Inspired by Disney ‘magic:’ graduate student finds passion in environmental and occupational health
Finding the place you’re meant to be isn’t always easy.
Haley Capello’s career interests changed several times while she searched for a passion that motivated her deeply. Inspired by strong women mentors in science, Capello decided early in her college career that she wanted to go to medical school. As she continued on that path, however, she realized that she didn’t share the same level of passion for the medical field as her peers.
“I felt dispirited and uninspired. I knew the only way to recharge was to work in a place that always inspired me to spread joy and find my center: Walt Disney World,” said Capello.
Capello went on to enter the Disney College Program and work at an attraction called “Living with the Land,” a boat ride that tours multiple landscapes and environments.
“From that experience, I realized that I had a passion for the environment and learned a lot about the impressive safety culture at Disney,” Capello said. Encouraged, Capello decided to go to graduate school and study environmental and occupational health.
As her graduate studies progressed, Capello sought real-world experience in the field of industrial hygiene. Industrial hygiene is the science of anticipating, recognizing, evaluating and controlling environmental factors and workplace conditions that may cause workers’ injury or illness. Capello’s perfect opportunity came when she discovered the Mickey Leland Energy Fellowship (MLEF) Program.
The MLEF Program provides students with fellowship opportunities to gain hands-on research experience with the U.S. Department of Energy (DOE) Office of Fossil Energy.
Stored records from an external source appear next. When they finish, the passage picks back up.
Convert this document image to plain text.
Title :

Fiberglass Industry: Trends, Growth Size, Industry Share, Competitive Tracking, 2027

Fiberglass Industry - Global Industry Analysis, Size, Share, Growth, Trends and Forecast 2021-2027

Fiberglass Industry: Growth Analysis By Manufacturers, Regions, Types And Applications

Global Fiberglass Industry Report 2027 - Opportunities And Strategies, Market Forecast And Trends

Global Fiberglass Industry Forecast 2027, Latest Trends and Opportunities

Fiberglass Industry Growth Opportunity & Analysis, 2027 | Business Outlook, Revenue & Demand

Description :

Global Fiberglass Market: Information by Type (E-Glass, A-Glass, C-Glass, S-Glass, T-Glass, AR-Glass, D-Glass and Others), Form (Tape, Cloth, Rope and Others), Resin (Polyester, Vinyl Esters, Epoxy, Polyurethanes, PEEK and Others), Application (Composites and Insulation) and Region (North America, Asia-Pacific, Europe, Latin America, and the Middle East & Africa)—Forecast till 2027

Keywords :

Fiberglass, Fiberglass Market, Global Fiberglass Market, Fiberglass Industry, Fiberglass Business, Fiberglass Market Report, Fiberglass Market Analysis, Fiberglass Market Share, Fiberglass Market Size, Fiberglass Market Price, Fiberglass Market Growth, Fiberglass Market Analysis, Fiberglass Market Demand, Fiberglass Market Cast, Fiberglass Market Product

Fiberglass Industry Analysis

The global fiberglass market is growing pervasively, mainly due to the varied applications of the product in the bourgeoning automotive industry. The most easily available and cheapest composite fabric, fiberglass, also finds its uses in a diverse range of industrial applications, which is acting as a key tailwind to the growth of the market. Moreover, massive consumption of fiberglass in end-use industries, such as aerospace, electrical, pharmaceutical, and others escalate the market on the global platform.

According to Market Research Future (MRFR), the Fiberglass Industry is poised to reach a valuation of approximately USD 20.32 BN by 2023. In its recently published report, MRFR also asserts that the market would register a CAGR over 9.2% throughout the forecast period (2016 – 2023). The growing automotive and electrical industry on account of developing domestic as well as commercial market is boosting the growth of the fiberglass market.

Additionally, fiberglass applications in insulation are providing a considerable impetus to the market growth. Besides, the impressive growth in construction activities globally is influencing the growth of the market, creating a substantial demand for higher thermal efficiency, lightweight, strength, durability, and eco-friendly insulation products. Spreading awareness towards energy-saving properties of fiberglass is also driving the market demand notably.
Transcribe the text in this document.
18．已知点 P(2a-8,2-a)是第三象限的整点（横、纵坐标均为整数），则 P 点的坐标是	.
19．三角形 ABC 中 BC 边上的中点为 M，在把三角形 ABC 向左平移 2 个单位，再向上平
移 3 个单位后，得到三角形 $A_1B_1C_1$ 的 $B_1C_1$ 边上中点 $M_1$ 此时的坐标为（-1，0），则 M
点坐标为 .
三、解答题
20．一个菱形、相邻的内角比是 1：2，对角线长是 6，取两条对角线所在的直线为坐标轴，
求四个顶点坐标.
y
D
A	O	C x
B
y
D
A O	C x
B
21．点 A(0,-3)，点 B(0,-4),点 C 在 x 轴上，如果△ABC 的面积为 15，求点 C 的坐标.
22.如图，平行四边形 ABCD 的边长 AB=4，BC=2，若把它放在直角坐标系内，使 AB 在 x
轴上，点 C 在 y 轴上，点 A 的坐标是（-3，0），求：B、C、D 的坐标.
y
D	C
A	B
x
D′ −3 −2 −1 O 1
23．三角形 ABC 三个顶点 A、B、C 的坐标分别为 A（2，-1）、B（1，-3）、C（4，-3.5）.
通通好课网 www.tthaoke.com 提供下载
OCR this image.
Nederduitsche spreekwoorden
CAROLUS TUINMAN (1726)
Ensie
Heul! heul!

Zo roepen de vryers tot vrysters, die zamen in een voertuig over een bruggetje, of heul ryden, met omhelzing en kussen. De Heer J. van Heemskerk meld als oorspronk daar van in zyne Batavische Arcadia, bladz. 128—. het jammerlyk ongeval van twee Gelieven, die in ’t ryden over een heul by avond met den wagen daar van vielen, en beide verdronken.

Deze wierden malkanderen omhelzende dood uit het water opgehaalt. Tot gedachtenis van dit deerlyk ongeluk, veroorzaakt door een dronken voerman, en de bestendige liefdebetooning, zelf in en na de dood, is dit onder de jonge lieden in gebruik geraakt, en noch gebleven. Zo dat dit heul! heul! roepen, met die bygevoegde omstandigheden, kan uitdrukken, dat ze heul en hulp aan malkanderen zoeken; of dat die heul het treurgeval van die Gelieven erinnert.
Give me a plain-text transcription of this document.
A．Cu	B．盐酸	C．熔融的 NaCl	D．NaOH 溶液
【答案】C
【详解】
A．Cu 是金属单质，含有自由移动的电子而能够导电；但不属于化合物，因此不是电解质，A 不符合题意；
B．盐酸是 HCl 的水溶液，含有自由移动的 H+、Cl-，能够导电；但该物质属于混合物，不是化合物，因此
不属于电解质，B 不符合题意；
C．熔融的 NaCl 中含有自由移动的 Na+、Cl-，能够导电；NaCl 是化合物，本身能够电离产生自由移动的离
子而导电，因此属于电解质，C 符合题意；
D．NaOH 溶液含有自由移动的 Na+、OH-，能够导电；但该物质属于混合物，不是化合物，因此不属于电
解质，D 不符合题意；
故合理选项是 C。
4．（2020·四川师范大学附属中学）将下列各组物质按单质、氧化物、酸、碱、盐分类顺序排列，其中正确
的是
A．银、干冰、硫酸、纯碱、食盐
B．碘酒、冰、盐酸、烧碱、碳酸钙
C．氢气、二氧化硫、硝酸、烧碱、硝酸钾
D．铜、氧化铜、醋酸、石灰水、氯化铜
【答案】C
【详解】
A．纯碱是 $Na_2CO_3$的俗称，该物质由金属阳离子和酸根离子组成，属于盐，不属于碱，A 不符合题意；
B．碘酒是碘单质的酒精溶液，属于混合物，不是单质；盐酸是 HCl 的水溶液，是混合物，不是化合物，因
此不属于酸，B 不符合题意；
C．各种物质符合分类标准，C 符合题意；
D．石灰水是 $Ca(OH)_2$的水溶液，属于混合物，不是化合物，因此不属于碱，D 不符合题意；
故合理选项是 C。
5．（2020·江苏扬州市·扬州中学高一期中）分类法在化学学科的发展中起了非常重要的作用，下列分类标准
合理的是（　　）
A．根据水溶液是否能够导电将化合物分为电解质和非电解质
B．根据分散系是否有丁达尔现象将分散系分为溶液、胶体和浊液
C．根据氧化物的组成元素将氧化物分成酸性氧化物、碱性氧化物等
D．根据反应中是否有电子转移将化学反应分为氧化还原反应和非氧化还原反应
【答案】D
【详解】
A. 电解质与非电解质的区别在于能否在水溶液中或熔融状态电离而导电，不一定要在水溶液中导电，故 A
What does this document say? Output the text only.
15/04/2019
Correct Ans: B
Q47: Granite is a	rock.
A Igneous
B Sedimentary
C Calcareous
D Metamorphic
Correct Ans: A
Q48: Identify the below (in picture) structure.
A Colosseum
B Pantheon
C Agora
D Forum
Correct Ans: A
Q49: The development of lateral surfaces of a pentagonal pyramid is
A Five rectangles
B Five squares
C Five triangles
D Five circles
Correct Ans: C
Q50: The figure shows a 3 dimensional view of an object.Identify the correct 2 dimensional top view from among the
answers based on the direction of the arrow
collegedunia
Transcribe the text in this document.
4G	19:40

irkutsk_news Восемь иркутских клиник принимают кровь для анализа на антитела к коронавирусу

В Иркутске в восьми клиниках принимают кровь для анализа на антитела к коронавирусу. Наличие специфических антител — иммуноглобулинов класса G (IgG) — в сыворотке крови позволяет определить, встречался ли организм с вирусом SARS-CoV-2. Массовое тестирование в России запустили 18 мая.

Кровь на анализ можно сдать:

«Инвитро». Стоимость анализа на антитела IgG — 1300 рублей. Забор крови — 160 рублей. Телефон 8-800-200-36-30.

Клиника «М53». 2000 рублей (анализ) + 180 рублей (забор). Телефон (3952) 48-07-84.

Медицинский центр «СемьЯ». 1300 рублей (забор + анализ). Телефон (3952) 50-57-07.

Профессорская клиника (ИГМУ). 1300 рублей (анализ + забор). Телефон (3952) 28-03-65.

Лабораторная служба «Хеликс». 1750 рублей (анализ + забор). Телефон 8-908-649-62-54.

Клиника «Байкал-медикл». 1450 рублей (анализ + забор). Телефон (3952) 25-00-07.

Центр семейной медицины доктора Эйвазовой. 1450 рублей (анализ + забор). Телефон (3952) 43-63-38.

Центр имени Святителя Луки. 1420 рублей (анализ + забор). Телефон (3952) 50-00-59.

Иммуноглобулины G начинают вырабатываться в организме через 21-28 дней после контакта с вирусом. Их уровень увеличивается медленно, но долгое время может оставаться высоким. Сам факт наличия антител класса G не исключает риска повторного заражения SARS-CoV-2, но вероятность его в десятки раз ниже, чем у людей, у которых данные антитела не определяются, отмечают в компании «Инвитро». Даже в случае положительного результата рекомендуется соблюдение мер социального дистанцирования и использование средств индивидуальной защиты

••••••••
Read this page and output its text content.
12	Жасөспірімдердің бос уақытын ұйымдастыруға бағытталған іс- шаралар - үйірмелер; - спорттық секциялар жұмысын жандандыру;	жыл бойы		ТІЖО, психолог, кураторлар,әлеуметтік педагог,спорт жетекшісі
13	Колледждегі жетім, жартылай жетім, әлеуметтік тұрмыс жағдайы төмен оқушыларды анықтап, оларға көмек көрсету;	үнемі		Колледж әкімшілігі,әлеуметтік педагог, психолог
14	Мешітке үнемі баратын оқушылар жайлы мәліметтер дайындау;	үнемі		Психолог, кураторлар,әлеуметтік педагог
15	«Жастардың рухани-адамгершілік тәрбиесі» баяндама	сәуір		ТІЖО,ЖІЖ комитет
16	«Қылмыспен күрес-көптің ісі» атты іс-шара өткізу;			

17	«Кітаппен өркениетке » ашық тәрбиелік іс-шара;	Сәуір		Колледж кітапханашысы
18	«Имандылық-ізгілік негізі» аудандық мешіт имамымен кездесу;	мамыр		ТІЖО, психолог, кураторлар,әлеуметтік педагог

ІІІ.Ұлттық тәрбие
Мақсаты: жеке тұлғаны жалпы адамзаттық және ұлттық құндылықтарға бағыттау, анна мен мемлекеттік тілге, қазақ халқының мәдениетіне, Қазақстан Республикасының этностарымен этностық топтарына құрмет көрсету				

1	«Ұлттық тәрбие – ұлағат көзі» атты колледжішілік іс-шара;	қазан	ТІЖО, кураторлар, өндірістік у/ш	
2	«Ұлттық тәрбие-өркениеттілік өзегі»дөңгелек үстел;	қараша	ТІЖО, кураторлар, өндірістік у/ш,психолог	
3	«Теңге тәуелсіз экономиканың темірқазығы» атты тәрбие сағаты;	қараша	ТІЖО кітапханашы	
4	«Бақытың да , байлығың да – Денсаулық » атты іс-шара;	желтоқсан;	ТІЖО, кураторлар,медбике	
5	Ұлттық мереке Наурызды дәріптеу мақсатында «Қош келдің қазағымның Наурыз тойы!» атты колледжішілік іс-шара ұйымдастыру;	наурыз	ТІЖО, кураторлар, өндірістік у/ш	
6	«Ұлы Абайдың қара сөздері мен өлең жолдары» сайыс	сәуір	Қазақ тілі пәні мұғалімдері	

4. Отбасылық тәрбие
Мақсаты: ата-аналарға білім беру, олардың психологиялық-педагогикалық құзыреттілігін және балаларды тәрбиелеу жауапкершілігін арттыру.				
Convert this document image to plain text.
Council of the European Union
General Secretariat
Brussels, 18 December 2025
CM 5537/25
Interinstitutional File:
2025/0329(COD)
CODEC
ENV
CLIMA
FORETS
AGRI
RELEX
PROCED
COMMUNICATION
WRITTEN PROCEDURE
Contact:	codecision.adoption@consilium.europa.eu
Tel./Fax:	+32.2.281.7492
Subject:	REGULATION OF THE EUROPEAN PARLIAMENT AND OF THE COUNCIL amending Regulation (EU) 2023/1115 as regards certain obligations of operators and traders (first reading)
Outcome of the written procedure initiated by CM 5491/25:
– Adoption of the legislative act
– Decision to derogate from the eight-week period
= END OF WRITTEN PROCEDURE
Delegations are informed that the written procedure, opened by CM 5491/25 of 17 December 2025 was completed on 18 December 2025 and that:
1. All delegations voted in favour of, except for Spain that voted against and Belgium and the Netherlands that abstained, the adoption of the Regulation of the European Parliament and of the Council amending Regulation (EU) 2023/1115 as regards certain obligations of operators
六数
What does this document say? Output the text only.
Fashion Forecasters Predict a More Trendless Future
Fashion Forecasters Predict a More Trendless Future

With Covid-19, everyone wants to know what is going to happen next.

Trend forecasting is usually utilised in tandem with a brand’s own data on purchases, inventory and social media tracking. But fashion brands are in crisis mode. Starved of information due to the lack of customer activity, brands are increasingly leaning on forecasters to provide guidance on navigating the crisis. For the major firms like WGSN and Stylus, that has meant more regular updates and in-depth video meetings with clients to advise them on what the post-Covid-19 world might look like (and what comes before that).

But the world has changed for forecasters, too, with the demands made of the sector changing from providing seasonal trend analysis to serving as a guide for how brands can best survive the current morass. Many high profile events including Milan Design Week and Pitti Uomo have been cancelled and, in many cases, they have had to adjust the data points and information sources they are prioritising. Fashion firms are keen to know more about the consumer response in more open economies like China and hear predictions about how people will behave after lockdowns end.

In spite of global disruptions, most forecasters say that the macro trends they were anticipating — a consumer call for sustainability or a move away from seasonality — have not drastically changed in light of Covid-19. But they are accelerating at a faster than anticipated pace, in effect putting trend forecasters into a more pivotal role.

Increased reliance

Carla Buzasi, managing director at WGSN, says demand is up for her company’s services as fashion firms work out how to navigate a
The program’s mission is to strengthen and increase the pipeline of diverse future science, technology, engineering and math professionals.
For her fellowship, Capello was stationed at the Strategic Petroleum Reserve (SPR) Headquarters in New Orleans, Louisiana. The SPR is the world’s largest supply of emergency crude oil; it is owned by the U.S. government. The oil stocks are stored in giant underground salt caverns at four sites located along the coastline of Louisiana and Texas.
Heat-related illness is one of the challenges presented by this unique workplace environment. Employees typically work in outdoor areas or confined spaces, and they are frequently required to wear heavy personal protective equipment. The protective gear can increase body temperature, which left untreated, could lead to permanent disability or death.
To help address this health issue, Capello interviewed employees and performed samplings of environmental factors. She gained insight into how much heat stress workers may experience while at work. With the guidance of her mentor, Jenna Bird, senior industrial hygienist, Capello was able to design recommendations to improve heat stroke prevention.
For Capello, the experience was a stepping stone in her career and she gained confidence in her ultimate career pursuits. “I found the program extremely valuable. It provided me with industrial hygiene experience that I need to go forward in my career,” said Capello.
Capello graduated with a master’s degree in environmental and occupational health from Louisiana State University. Now, she is an intern with Walt Disney World on the Worldwide Safety and Health Team. Capello hopes to become a Certified Safety Professional and continue her career in the environmental and occupational health field.
The MLEF Program is administered by the Oak Ridge Institute for Science and Education (ORISE) for the U.S. Department of Energy. ORISE is managed for DOE by ORAU.